A Reexamination of the COnfLUX 2.5D LU Factorization Algorithm
Yuan Tang
TL;DR
The paper reexamines the COnfLUX variant of the 2.5D LU factorization with tournament pivoting, addressing questions about its communication bandwidth bound, empirical validation, and lower-bound derivation. It argues that the original upper-bound analysis underestimates costs due to a 1D decomposition that limits active processor participation, and it provides a corrected bandwidth lower bound of $\Omega(n^2/p^{1/2})$ (or $\Omega(n^2/p^{1/3})$ under certain configurations).

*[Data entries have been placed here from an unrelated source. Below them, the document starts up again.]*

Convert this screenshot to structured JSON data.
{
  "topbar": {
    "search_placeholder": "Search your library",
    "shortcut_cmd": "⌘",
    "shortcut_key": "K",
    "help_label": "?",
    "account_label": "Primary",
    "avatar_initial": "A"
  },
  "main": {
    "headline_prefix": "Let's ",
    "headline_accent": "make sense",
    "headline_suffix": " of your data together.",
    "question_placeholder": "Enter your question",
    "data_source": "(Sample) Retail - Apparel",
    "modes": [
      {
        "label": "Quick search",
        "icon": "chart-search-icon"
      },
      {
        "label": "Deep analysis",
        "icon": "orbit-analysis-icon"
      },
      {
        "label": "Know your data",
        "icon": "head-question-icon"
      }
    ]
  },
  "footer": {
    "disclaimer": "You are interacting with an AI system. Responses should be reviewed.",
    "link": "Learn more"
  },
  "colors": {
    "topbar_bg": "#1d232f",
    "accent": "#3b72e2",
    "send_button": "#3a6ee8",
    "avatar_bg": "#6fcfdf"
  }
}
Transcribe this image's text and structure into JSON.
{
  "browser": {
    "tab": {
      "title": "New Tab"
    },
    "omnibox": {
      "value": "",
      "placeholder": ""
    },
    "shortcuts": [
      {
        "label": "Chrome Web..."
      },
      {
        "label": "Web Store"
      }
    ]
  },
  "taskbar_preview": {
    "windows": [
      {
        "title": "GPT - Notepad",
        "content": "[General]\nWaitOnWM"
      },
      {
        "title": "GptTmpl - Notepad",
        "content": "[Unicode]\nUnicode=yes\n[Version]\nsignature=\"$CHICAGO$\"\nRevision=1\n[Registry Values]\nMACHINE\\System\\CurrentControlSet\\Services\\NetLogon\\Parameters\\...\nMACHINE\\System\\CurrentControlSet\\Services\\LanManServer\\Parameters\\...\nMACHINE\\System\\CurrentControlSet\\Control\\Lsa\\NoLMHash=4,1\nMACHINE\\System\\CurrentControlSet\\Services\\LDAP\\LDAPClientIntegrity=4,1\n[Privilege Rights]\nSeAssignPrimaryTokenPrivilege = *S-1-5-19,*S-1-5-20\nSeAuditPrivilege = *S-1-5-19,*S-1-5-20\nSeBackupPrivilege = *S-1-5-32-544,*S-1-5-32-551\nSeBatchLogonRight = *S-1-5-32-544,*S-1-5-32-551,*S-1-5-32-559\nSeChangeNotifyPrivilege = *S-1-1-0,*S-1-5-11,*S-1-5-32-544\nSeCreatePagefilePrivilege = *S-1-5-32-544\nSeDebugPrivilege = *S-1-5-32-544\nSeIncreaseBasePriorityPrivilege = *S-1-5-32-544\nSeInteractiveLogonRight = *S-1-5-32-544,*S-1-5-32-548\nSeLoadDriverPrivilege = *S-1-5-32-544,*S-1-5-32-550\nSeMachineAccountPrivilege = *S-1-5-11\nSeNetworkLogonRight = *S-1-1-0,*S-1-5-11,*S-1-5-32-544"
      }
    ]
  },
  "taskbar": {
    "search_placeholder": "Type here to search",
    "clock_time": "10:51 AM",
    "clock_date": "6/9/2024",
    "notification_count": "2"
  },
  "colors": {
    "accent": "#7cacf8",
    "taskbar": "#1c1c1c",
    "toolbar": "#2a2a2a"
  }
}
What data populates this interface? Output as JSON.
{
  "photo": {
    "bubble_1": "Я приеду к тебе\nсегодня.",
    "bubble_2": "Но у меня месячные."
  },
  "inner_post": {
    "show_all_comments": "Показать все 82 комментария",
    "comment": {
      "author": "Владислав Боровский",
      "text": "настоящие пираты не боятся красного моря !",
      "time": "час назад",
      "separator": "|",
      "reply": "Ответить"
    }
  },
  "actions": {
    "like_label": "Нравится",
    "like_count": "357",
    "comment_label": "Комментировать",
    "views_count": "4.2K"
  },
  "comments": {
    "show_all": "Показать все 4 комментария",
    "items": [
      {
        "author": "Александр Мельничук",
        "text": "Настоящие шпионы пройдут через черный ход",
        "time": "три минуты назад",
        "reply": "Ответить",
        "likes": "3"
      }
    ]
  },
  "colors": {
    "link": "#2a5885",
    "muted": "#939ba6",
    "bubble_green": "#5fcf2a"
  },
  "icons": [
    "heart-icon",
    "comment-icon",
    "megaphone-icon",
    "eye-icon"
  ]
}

It also shows that the empirical study tested only a limited set of processor grids and did not evaluate the claimed optimal configuration, and it criticizes the lower-bound derivation for neglecting$p$-dependent I/O growth and partial participation. Overall, the work aims to enhance understanding and spur more rigorous analyses in parallel matrix factorization, with implications for designing and evaluating bandwidth-optimal LU algorithms.
Abstract
This article conducts a reexamination of the research conducted by Kwasniewski et al., focusing on their adaptation of the 2.5D LU factorization algorithm with tournament pivoting, known as \func{COnfLUX}. Our reexamination reveals potential concerns regarding the upper bound, empirical investigation methods, and lower bound, despite the original study providing a theoretical foundation and an instantiation of the proposed algorithm. This paper offers a reexamination of these matters, highlighting probable shortcomings in the original investigation. Our observations are intended to enhance the development and comprehension of parallel matrix factorization algorithms.